5 Things to Know Before Investing in Philippine REITs
REITs have become one of the more talked-about investments in the Philippines in recent years — and for good reason. They offer a way to earn from real estate without buying property, the dividends are legally required to be high, and they’re listed on the PSE so you can buy and sell through a brokerage account. But a lot of first-time investors go in having heard “high dividend yield” and very little else. Before you put any money in, here are five things worth understanding.
1. A REIT owns actual physical property — and your income comes from rent.
REIT stands for Real Estate Investment Trust. When you buy shares of a Philippine REIT, you’re buying a fractional ownership stake in a portfolio of real properties — typically commercial spaces like office buildings, malls, industrial warehouses, or data centers. The REIT earns money when tenants pay rent on those properties. That rental income is what gets distributed to shareholders as dividends. This is different from a stock where you’re betting on company growth. With a REIT, the core question is simpler: are the properties occupied, and are tenants paying?

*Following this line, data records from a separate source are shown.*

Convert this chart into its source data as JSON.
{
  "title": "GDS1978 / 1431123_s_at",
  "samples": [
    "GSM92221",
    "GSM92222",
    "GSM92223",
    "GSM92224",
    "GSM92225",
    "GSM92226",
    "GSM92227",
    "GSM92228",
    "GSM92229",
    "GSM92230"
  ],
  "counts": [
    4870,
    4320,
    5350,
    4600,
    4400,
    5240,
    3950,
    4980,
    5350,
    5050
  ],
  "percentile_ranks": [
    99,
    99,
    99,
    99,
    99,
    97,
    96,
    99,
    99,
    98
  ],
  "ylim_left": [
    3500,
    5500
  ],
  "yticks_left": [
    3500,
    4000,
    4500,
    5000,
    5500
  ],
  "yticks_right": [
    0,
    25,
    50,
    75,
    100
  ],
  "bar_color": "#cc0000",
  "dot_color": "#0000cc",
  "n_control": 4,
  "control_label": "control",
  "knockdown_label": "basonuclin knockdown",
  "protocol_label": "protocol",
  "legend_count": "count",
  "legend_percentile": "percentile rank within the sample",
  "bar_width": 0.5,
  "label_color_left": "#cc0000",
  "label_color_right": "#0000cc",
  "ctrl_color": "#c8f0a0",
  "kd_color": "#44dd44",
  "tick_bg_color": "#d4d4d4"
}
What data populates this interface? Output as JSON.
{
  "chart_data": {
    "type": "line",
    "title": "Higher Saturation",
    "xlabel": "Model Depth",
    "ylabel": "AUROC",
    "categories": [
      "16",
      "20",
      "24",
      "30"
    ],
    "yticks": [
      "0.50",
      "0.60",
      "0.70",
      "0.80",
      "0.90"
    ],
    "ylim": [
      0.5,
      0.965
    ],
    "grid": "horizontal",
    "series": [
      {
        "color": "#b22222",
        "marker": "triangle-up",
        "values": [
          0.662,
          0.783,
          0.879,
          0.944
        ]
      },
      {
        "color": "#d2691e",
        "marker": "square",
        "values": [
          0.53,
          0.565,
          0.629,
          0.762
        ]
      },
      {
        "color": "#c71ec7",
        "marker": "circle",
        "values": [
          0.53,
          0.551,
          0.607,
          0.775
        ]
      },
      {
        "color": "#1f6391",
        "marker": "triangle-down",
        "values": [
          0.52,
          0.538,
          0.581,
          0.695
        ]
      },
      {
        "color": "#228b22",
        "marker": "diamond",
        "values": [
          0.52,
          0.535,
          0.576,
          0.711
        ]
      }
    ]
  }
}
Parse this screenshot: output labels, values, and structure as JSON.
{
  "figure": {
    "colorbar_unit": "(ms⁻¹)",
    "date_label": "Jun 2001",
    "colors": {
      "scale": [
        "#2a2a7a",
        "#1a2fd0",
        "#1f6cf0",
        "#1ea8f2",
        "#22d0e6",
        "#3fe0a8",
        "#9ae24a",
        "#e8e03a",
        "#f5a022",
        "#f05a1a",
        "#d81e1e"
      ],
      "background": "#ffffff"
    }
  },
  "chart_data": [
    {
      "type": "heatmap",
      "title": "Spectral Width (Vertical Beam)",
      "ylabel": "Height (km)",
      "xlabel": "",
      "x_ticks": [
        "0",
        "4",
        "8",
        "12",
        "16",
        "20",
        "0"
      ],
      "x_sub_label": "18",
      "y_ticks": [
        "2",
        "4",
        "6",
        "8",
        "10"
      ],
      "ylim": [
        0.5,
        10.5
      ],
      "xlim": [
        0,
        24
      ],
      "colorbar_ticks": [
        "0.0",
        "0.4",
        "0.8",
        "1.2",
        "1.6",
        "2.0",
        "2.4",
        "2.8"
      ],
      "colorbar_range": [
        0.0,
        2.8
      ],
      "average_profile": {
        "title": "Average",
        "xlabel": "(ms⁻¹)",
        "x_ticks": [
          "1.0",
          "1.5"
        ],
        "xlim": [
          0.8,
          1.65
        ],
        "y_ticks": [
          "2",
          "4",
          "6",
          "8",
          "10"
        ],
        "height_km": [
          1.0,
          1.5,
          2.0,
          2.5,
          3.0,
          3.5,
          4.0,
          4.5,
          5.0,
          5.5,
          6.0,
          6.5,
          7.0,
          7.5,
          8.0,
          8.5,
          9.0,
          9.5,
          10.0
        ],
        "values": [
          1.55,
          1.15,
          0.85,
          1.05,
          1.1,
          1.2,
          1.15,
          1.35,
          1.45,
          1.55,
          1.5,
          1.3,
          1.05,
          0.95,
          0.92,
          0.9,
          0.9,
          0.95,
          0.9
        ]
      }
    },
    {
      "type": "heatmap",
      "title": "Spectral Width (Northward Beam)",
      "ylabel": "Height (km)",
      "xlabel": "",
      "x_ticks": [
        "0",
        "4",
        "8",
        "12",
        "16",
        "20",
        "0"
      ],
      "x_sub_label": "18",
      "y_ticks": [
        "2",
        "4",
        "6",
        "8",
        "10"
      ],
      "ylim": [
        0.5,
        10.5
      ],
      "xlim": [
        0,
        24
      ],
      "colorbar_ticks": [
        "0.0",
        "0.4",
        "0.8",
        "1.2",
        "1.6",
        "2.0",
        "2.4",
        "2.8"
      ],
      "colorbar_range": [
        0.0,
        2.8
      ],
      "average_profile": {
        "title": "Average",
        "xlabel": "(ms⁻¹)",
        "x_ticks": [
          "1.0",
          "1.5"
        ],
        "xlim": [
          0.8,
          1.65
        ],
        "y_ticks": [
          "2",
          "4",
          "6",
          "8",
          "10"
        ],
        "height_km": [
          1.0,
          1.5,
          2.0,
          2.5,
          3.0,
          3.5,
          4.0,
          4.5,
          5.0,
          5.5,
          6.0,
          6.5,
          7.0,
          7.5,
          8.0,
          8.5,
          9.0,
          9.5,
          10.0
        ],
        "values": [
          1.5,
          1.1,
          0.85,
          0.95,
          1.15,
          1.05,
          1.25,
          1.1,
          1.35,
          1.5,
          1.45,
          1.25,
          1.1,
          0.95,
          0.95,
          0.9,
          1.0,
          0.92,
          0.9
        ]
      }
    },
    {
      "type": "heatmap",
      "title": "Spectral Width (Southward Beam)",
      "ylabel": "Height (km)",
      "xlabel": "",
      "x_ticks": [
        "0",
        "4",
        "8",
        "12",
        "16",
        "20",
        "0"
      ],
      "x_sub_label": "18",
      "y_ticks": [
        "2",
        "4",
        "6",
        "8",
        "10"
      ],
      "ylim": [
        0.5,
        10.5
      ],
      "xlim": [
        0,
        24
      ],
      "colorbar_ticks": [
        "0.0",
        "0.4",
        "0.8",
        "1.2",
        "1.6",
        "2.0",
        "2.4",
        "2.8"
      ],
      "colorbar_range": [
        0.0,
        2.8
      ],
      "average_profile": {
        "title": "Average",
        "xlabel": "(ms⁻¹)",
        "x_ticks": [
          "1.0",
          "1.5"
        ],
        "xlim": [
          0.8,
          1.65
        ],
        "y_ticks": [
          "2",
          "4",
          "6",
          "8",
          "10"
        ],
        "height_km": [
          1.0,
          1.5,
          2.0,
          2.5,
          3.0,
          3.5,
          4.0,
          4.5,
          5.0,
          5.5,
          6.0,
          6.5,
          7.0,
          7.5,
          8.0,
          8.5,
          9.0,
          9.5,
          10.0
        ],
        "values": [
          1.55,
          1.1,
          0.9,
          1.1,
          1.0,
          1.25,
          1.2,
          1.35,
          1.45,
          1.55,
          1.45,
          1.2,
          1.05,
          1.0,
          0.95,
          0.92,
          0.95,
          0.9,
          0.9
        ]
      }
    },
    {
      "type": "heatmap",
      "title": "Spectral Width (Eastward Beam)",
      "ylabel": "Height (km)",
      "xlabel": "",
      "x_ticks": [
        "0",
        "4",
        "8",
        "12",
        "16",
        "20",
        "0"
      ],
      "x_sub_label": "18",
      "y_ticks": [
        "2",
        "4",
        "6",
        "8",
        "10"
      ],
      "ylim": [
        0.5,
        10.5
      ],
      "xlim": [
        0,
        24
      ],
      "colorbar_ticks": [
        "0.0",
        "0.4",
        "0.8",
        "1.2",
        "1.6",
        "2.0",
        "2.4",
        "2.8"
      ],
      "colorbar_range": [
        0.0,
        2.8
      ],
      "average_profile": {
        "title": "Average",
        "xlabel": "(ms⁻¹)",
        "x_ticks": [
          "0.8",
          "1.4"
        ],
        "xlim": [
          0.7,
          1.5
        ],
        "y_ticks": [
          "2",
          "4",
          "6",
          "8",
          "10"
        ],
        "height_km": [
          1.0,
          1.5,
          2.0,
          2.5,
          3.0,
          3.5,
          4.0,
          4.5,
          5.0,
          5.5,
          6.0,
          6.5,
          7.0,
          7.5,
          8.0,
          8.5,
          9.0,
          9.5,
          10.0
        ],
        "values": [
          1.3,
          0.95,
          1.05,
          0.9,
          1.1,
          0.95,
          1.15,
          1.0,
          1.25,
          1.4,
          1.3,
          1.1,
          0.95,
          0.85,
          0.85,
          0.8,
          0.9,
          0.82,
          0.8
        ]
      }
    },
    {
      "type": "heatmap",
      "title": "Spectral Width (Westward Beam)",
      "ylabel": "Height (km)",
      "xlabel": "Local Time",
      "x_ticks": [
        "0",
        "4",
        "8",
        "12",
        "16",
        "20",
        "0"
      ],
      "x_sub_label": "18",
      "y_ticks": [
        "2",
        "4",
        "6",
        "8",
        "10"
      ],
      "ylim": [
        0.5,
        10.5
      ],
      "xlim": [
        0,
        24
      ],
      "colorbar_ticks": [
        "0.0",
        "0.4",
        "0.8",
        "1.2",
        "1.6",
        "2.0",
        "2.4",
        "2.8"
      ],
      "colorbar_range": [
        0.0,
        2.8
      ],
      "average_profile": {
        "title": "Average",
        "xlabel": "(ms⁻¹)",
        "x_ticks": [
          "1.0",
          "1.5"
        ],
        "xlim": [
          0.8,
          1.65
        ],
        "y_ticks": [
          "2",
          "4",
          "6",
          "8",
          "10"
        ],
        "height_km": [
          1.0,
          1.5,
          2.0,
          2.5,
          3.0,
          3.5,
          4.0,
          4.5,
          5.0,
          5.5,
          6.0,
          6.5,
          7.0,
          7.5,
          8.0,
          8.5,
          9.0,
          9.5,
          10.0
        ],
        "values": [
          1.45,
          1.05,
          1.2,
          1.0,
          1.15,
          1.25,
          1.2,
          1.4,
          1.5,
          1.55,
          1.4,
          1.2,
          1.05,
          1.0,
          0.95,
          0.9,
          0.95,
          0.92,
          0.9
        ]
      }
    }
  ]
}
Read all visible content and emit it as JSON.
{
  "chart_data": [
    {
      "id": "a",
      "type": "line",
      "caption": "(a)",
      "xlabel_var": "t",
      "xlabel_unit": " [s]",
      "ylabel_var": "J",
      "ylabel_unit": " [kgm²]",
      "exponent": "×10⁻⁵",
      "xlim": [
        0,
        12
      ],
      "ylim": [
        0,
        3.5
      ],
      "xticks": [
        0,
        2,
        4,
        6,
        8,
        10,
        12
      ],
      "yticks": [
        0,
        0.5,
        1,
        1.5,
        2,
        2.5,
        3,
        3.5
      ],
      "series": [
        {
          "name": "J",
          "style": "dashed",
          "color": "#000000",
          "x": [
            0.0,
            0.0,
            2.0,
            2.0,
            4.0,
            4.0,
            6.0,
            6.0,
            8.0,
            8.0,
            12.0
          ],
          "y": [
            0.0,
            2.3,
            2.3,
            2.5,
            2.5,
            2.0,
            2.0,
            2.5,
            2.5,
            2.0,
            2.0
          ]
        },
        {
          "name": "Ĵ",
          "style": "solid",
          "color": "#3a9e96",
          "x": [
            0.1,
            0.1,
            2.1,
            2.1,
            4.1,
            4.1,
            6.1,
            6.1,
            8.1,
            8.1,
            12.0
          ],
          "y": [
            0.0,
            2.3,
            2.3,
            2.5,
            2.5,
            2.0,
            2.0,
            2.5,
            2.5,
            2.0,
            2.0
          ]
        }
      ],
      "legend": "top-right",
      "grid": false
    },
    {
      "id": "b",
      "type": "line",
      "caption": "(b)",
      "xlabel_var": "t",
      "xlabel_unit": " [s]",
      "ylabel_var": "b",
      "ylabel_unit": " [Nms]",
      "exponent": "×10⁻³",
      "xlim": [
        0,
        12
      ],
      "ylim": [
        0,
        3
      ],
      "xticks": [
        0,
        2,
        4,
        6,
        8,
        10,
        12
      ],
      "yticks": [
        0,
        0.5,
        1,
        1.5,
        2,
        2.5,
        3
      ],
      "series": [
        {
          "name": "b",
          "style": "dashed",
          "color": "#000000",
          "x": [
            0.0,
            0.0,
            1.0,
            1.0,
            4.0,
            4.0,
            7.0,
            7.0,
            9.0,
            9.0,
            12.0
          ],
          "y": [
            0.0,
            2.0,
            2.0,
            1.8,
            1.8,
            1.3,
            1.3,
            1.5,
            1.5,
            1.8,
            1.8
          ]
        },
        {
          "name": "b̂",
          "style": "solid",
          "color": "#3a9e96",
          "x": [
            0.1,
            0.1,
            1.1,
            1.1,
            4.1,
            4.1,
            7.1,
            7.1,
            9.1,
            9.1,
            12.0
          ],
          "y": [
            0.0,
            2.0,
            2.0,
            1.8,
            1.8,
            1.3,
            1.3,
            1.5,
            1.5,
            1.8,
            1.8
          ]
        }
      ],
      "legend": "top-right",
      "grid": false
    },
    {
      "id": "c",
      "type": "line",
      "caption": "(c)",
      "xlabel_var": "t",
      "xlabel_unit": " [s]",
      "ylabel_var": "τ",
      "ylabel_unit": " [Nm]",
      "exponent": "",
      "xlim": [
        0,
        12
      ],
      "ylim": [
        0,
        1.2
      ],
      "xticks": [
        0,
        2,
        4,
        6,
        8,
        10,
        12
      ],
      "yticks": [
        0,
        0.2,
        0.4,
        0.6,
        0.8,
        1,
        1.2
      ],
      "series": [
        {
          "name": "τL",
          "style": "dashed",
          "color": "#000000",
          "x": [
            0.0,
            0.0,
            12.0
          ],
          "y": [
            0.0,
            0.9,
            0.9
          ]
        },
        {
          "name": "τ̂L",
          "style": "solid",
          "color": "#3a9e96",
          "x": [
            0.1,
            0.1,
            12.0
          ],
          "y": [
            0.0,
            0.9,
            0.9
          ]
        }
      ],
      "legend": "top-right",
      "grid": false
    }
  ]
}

2. Dividend yield and stock price move in opposite directions.
This trips up a lot of new investors. Say a REIT pays P1.00 per share annually in dividends. If the stock is priced at P20, the yield is 5%. If the stock price rises to P25 — same dividend, same payout — the yield drops to 4%. If the price falls to P16, the yield rises to 6.25%. So when you see a REIT advertising a high yield, check whether the price has recently fallen. High yield can be a signal of a bargain, or it can be a signal that the market is pricing in concern about the underlying property portfolio. The yield number alone doesn’t tell you which.
3. Interest rates affect REITs more than most investments.
When interest rates go up — as has happened in the Philippines in recent years — REIT prices tend to come under pressure. Here’s why: investors compare dividend-paying investments. If a government bond (considered very low risk) starts offering 6-7% yield, a REIT paying 5% becomes less attractive by comparison. Money moves toward bonds, away from REITs, and REIT prices fall. This doesn’t mean REITs are bad investments when rates rise — the underlying property may still be performing well — but it’s why REIT prices can drop even when nothing has changed about the actual real estate. Monitor BSP policy rate changes; they have a direct effect on REIT valuations. (As of 2026, verify current BSP policy rate at bsp.gov.ph.)
4. The 90% distribution requirement is law — and it’s the reason yields are high.
Philippine REITs are required by law to distribute at least 90% of their distributable income to shareholders every year. This is what makes REITs structurally high-yielding compared to ordinary stocks, which have no legal obligation to pay dividends at all. The tradeoff is that REITs reinvest very little of their earnings back into the business. Growth comes mainly from taking on new properties or financing expansions — often through debt or new share issuances, which can dilute existing shareholders. High dividend yield and limited reinvestment is a feature of the structure, not a sign of exceptional management. Understanding this helps you compare REITs fairly against other investments.
5. Occupancy rate tells you how healthy the underlying business actually is.
This is one of the most important numbers to look at when evaluating a REIT, and it’s one most first-time investors never check. Occupancy rate is the percentage of leasable space that is currently rented out. A REIT that owns ten office floors but only has six of them occupied is earning 60% of its potential rental income. Vacancy can happen for legitimate reasons — a building under renovation, tenants transitioning, new space coming online. But persistent low occupancy is a warning sign. Philippine REITs typically publish their occupancy data in quarterly disclosures on the PSE Edge website (edge.pse.com.ph). Before buying, check the trend: is occupancy stable, improving, or declining?
Knowing what you’re buying is the first form of risk management.